Vous avez cru bon, hier, d’ouvrir avec une pince coupante l’antivol de mon vélo, et sans doute avez-vous filé très vite, avec le petit frisson du malfaiteur et le coeur qui bondit parce que vous aviez réussi votre coup.
Bravo, soyez fier de vous.
On m’avait déjà prévenu qu’un vélo neuf attire les convoitises, mais je l’utilisais pour déposer ma petite fille à l’école : il était hors de question d’acheter d’occasion un vieux clou et de prendre des risques avec sa sécurité, vu la hauteur où nous habitons et la longue côte que nous devons descendre.
Ah oui, parce que je ne sais pas si vous avez remarqué, mais il y a un siège enfant sur ce vélo. Vous savez quoi ? Je ne l’ai pas posé là par pur postulat esthétique, mais parce que ce vélo m’était utile pour l’emmener à l’école.

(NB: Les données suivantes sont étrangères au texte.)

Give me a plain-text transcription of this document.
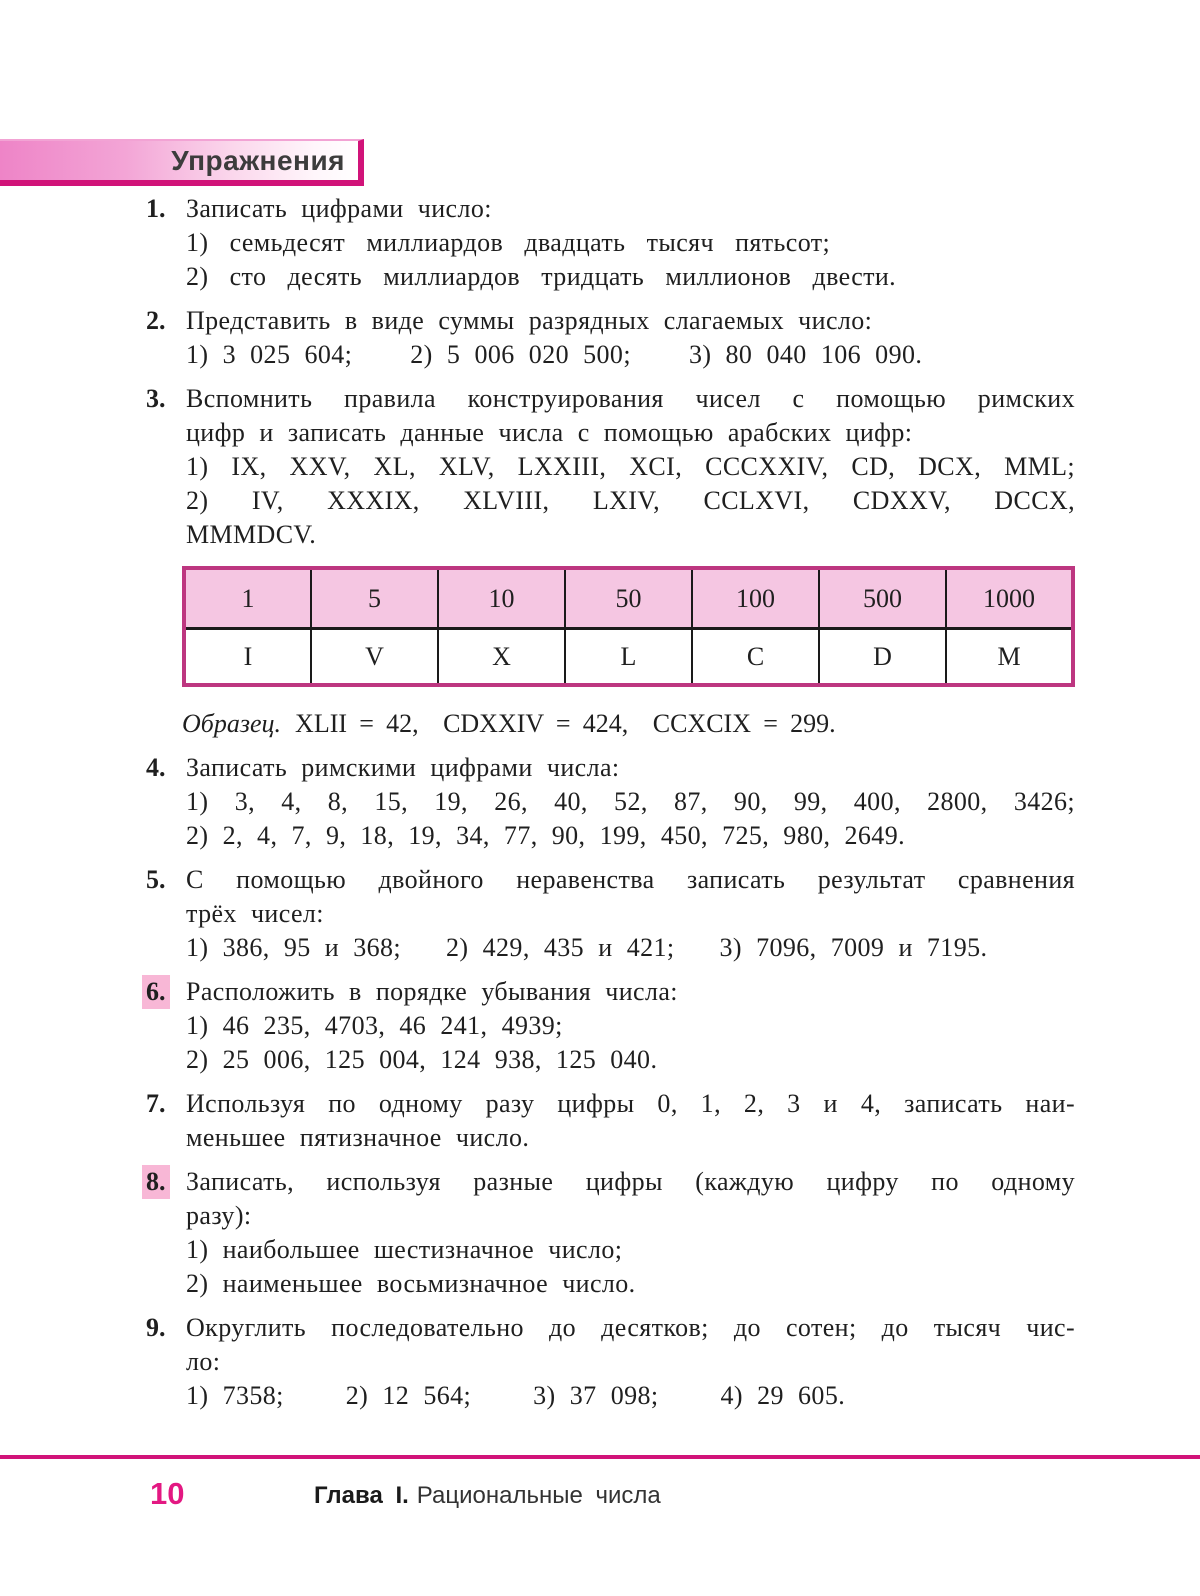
Упражнения
1. Записать цифрами число:
1) семьдесят миллиардов двадцать тысяч пятьсот;
2) сто десять миллиардов тридцать миллионов двести.
2. Представить в виде суммы разрядных слагаемых число:
1) 3 025 604; 2) 5 006 020 500; 3) 80 040 106 090.
3. Вспомнить правила конструирования чисел с помощью римских
цифр и записать данные числа с помощью арабских цифр:
1) IX, XXV, XL, XLV, LXXIII, XCI, CCCXXIV, CD, DCX, MML;
2) IV, XXXIX, XLVIII, LXIV, CCLXVI, CDXXV, DCCX,
MMMDCV.
1	5	10	50	100	500	1000
I	V	X	L	C	D	M
Образец. XLII = 42,  CDXXIV = 424,  CCXCIX = 299.
4. Записать римскими цифрами числа:
1) 3, 4, 8, 15, 19, 26, 40, 52, 87, 90, 99, 400, 2800, 3426;
2) 2, 4, 7, 9, 18, 19, 34, 77, 90, 199, 450, 725, 980, 2649.
5. С помощью двойного неравенства записать результат сравнения
трёх чисел:
1) 386, 95 и 368; 2) 429, 435 и 421; 3) 7096, 7009 и 7195.
6. Расположить в порядке убывания числа:
1) 46 235, 4703, 46 241, 4939;
2) 25 006, 125 004, 124 938, 125 040.
7. Используя по одному разу цифры 0, 1, 2, 3 и 4, записать наи-
меньшее пятизначное число.
8. Записать, используя разные цифры (каждую цифру по одному
разу):
1) наибольшее шестизначное число;
2) наименьшее восьмизначное число.
9. Округлить последовательно до десятков; до сотен; до тысяч чис-
ло:
1) 7358; 2) 12 564; 3) 37 098; 4) 29 605.
10	Глава I. Рациональные числа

Évidemment, vous ne vous êtes pas demandé comment je vais pouvoir la déposer jeudi matin ? Vous n’avez pas pensé qu’une enfant de trois ans ne peut pas faire quarante minutes de marche, sans doute ?
Je croyais être dans une gare assez tranquille, « provinciale », comme on dit, alors je vous remercie de me rappeler que les cons sont partout.
Vous m’avez soulagé de quelques inquiétudes : est-ce que le froid en hiver allait être supportable pour cette petite fille dans la descente vers l’école ? Fallait-il lui mettre dès maintenant une écharpe et des gants, l’automne s’approchant ? Comment allais-je gérer la pluie et les routes glissantes du petit matin ?
J’aurais compris que vous me preniez des choses vendables, mais je n’imagine pas que vous allez pouvoir tirer grand-chose de mon vélo — je ne pense même pas que c’est ce que vous cherchez. Non, je vous vois plutôt allant faire un gymkhana sauvage pendant la journée, puis vous lassant et jetant mon vélo aux orties.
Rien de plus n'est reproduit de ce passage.